List was regarded by the most eminent of the early neoclassical
economists as an important advocate of what would become American
institutionalism. Marshall respected List's views. Marshall's
successor as Cambridge economics professor, Pigou, stated in the
1900s: 'Of the formal validity of List's arguments there is no
longer any dispute among economists'.
List lived in an era of nascent national empires. Today's international
economy is different. All nations are seeing their sovereignty
challenged by international forces that are little understood.
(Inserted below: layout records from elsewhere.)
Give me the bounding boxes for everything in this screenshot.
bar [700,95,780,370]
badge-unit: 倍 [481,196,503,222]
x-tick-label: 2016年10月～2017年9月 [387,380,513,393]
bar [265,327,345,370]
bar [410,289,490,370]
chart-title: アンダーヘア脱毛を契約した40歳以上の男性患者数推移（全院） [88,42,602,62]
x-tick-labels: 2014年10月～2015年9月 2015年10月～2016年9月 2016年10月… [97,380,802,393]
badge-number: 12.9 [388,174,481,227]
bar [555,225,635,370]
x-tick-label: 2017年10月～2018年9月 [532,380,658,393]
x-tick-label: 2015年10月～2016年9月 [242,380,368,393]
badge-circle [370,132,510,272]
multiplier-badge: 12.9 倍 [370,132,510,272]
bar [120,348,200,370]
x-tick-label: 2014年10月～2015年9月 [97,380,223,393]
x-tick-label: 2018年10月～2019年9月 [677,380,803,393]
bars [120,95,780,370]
National governments are increasingly prepared to pay homage to
international markets as a de facto sovereign. Under these
circumstances, it is perhaps another, more recent, German economist
who we should be looking to for guidance: Rudolf Hilferding who
published Finance Capital in 1910.
While there is nothing wrong with looking to specific economists
of the past for inspiration and understanding, we should also
seek new understandings of new situations. We should seek to address
today's burning issue, the determination of economic sovereignty,
in a disinterested way, through scholarship and informal public
debate. Unfortunately, it is very difficult for people to present
or even listen to arguments that undermine their immediate interests,
especially within an adversarial culture such as our own which
equates concession in argument with weakness.
Economics is controversial for one basic reason: economic debate
is not simply academic, participants and audiences have interests
to protect. For example, today's executives on very high salaries
do have an interest in stifling debate about why 1990s' markets
deliver them incomes vastly in excess of normal market remuneration.
Historically, private economic rents are evidence of protected
markets, of producer sovereignty, of insider coalitions. While
today's successful distributional coalitions differ from those
of List's day, it remains true that markets are more healthy when
economic surpluses are more evenly distributed.
© 1997 Keith Rankin
Keith Rankin teaches economic history at the University of Auckland.